I clearly remember that day in June 1994 when the Hasidic Rabbi died and when the 150,000 or so Jews who belong to the Lubavitcher movement had shut down the George Washington Bridge and the Lincoln Tunnel and the Palisades Parkway as well as the Verrazano Bridge in the Holland Tunnel. The Brooklyn Bridge itself was shut, the Whitestone Bridge and the Van Wyck Expressway were completely gridlocked, and even the Throgs Neck Bridge was on its last legs when Rabbi Menachem Schneerson was being transported to the cemetery.

As leader of the Chabad-Lubavitch movement, he took an insular Hasidic group that almost came to an end with the Holocaust and transformed it into one of the most influential movements in religious world Jewry, with an international network of over 3,000 educational and social centers. The institutions he established include kindergartens, schools, drug-rehabilitation centers, care-homes for the disabled and synagogues.
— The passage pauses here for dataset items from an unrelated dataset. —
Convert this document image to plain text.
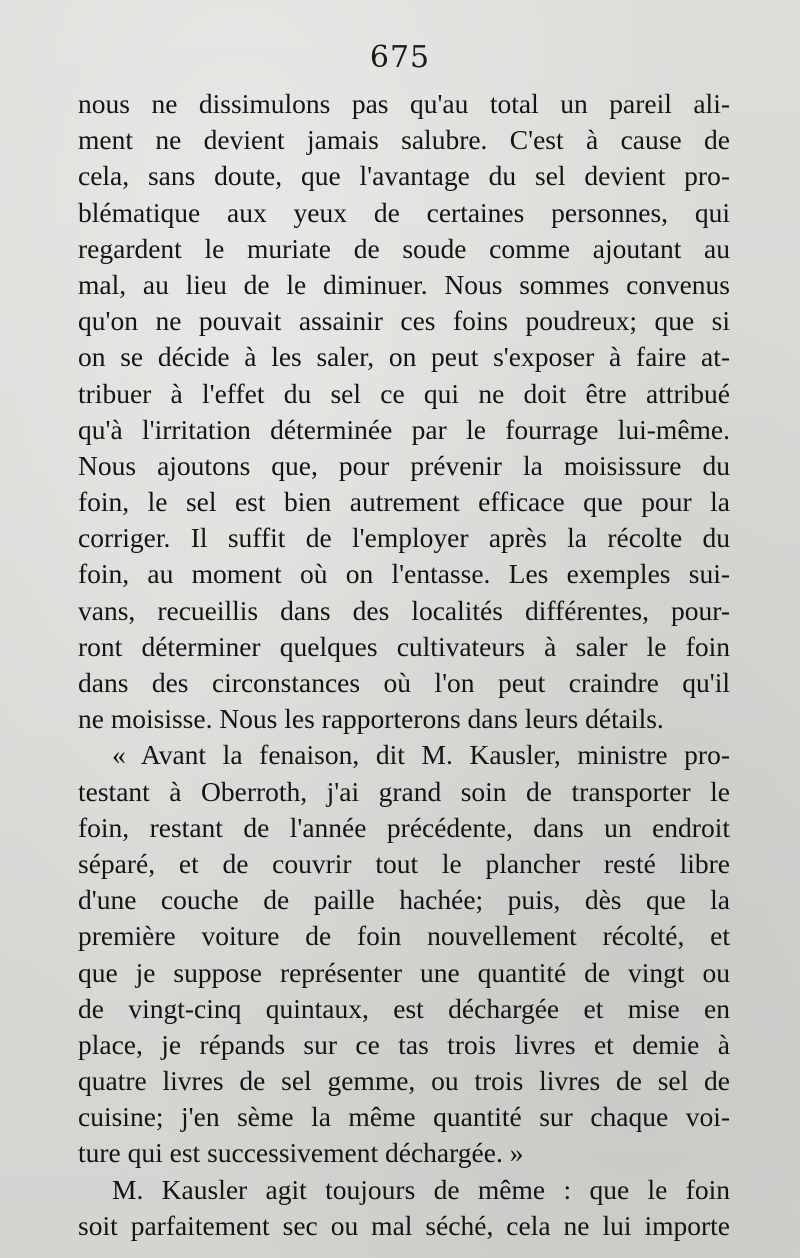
675
nous ne dissimulons pas qu'au total un pareil ali-
ment ne devient jamais salubre. C'est à cause de
cela, sans doute, que l'avantage du sel devient pro-
blématique aux yeux de certaines personnes, qui
regardent le muriate de soude comme ajoutant au
mal, au lieu de le diminuer. Nous sommes convenus
qu'on ne pouvait assainir ces foins poudreux; que si
on se décide à les saler, on peut s'exposer à faire at-
tribuer à l'effet du sel ce qui ne doit être attribué
qu'à l'irritation déterminée par le fourrage lui-même.
Nous ajoutons que, pour prévenir la moisissure du
foin, le sel est bien autrement efficace que pour la
corriger. Il suffit de l'employer après la récolte du
foin, au moment où on l'entasse. Les exemples sui-
vans, recueillis dans des localités différentes, pour-
ront déterminer quelques cultivateurs à saler le foin
dans des circonstances où l'on peut craindre qu'il
ne moisisse. Nous les rapporterons dans leurs détails.
« Avant la fenaison, dit M. Kausler, ministre pro-
testant à Oberroth, j'ai grand soin de transporter le
foin, restant de l'année précédente, dans un endroit
séparé, et de couvrir tout le plancher resté libre
d'une couche de paille hachée; puis, dès que la
première voiture de foin nouvellement récolté, et
que je suppose représenter une quantité de vingt ou
de vingt-cinq quintaux, est déchargée et mise en
place, je répands sur ce tas trois livres et demie à
quatre livres de sel gemme, ou trois livres de sel de
cuisine; j'en sème la même quantité sur chaque voi-
ture qui est successivement déchargée. »
M. Kausler agit toujours de même : que le foin
soit parfaitement sec ou mal séché, cela ne lui importe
Many of his adherents refused to believe that he died on June 12, 1994, believing instead that he did not really die but will reveal himself to be the messiah.

They visit his grave every year in Queens thinking that he will rise out of it. I myself have visited his grave twice because my grandfather is buried near that Montefiore Cemetery near Flushing Meadows in Queens since 1966. The Armenians are buried adjacent to where the Jews are buried.
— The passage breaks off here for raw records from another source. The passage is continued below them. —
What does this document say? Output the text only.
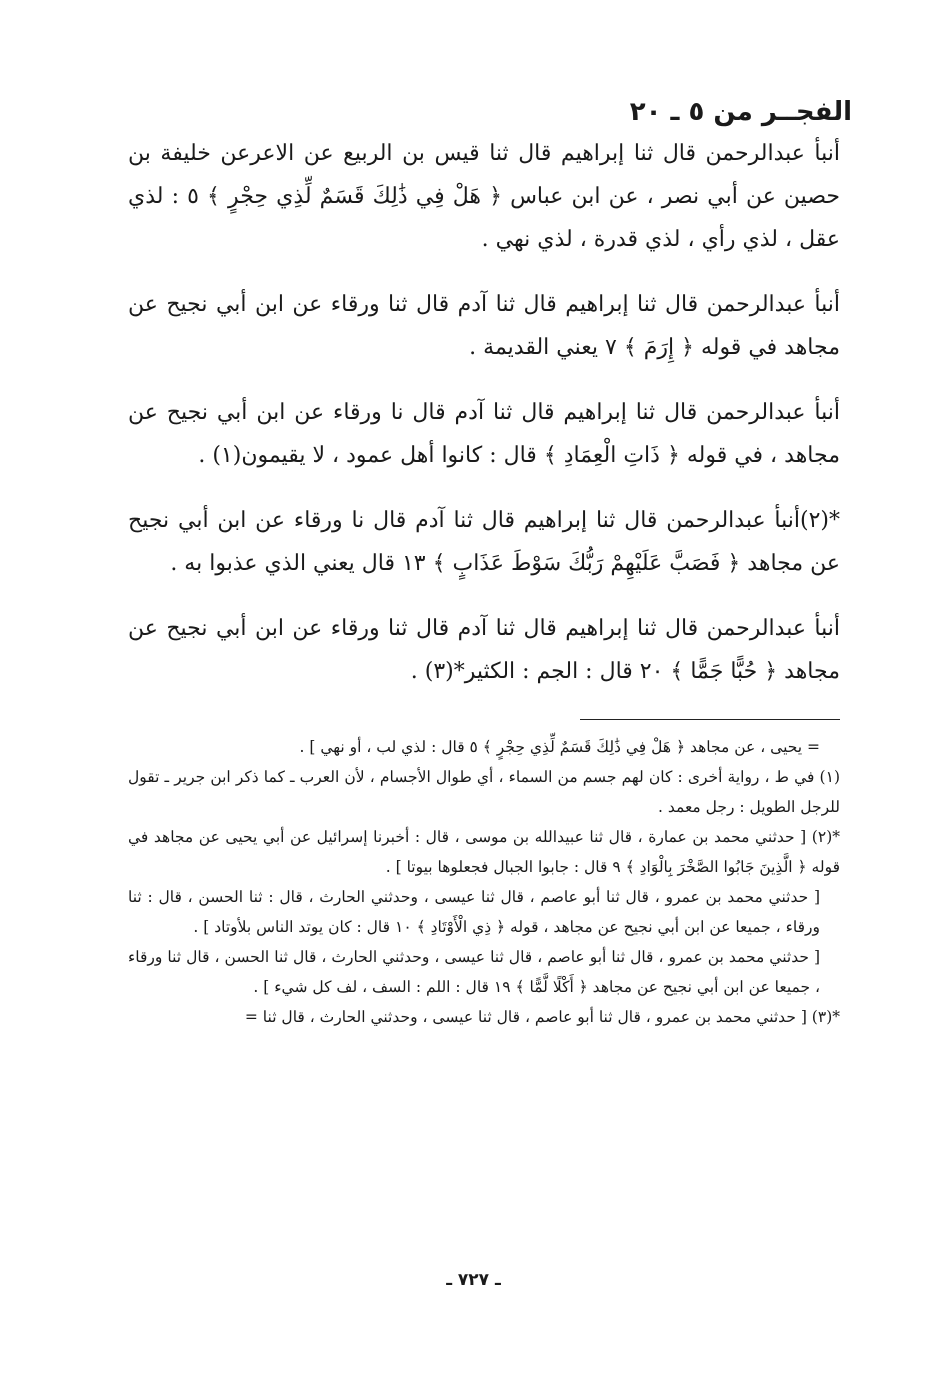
الفجــر من ٥ ـ ٢٠

أنبأ عبدالرحمن قال ثنا إبراهيم قال ثنا قيس بن الربيع عن الاعرعن خليفة بن حصين عن أبي نصر ، عن ابن عباس ﴿ هَلْ فِي ذَٰلِكَ قَسَمٌ لِّذِي حِجْرٍ ﴾ ٥ : لذي عقل ، لذي رأي ، لذي قدرة ، لذي نهي .

أنبأ عبدالرحمن قال ثنا إبراهيم قال ثنا آدم قال ثنا ورقاء عن ابن أبي نجيح عن مجاهد في قوله ﴿ إِرَمَ ﴾ ٧ يعني القديمة .

أنبأ عبدالرحمن قال ثنا إبراهيم قال ثنا آدم قال نا ورقاء عن ابن أبي نجيح عن مجاهد ، في قوله ﴿ ذَاتِ الْعِمَادِ ﴾ قال : كانوا أهل عمود ، لا يقيمون(١) .

*(٢)أنبأ عبدالرحمن قال ثنا إبراهيم قال ثنا آدم قال نا ورقاء عن ابن أبي نجيح عن مجاهد ﴿ فَصَبَّ عَلَيْهِمْ رَبُّكَ سَوْطَ عَذَابٍ ﴾ ١٣ قال يعني الذي عذبوا به .

أنبأ عبدالرحمن قال ثنا إبراهيم قال ثنا آدم قال ثنا ورقاء عن ابن أبي نجيح عن مجاهد ﴿ حُبًّا جَمًّا ﴾ ٢٠ قال : الجم : الكثير*(٣) .

= يحيى ، عن مجاهد ﴿ هَلْ فِي ذَٰلِكَ قَسَمٌ لِّذِي حِجْرٍ ﴾ ٥ قال : لذي لب ، أو نهي ] .

(١) في ط ، رواية أخرى : كان لهم جسم من السماء ، أي طوال الأجسام ، لأن العرب ـ كما ذكر ابن جرير ـ تقول للرجل الطويل : رجل معمد .

*(٢) [ حدثني محمد بن عمارة ، قال ثنا عبيدالله بن موسى ، قال : أخبرنا إسرائيل عن أبي يحيى عن مجاهد في قوله ﴿ الَّذِينَ جَابُوا الصَّخْرَ بِالْوَادِ ﴾ ٩ قال : جابوا الجبال فجعلوها بيوتا ] .

[ حدثني محمد بن عمرو ، قال ثنا أبو عاصم ، قال ثنا عيسى ، وحدثني الحارث ، قال : ثنا الحسن ، قال : ثنا ورقاء ، جميعا عن ابن أبي نجيح عن مجاهد ، قوله ﴿ ذِي الْأَوْتَادِ ﴾ ١٠ قال : كان يوتد الناس بلأوتاد ] .

[ حدثني محمد بن عمرو ، قال ثنا أبو عاصم ، قال ثنا عيسى ، وحدثني الحارث ، قال ثنا الحسن ، قال ثنا ورقاء ، جميعا عن ابن أبي نجيح عن مجاهد ﴿ أَكْلًا لَّمًّا ﴾ ١٩ قال : اللم : السف ، لف كل شيء ] .

*(٣) [ حدثني محمد بن عمرو ، قال ثنا أبو عاصم ، قال ثنا عيسى ، وحدثني الحارث ، قال ثنا =

ـ ٧٢٧ ـ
Schneerson was criticized for his passion and desire to raise awareness of the coming of the Messiah. Detractors criticized a children's song with the words "We want moshiach (the messiah) now / We don't want to wait," that Schneerson commended.

Following age-old Jewish tradition that the resting place of a tzadik is holy, Schneerson's gravesite is viewed by many as a holy site and has been described by the Yedioth Ahronoth as "the American Western Wall", where thousands of people, Jews and non-Jews, go to pray each week.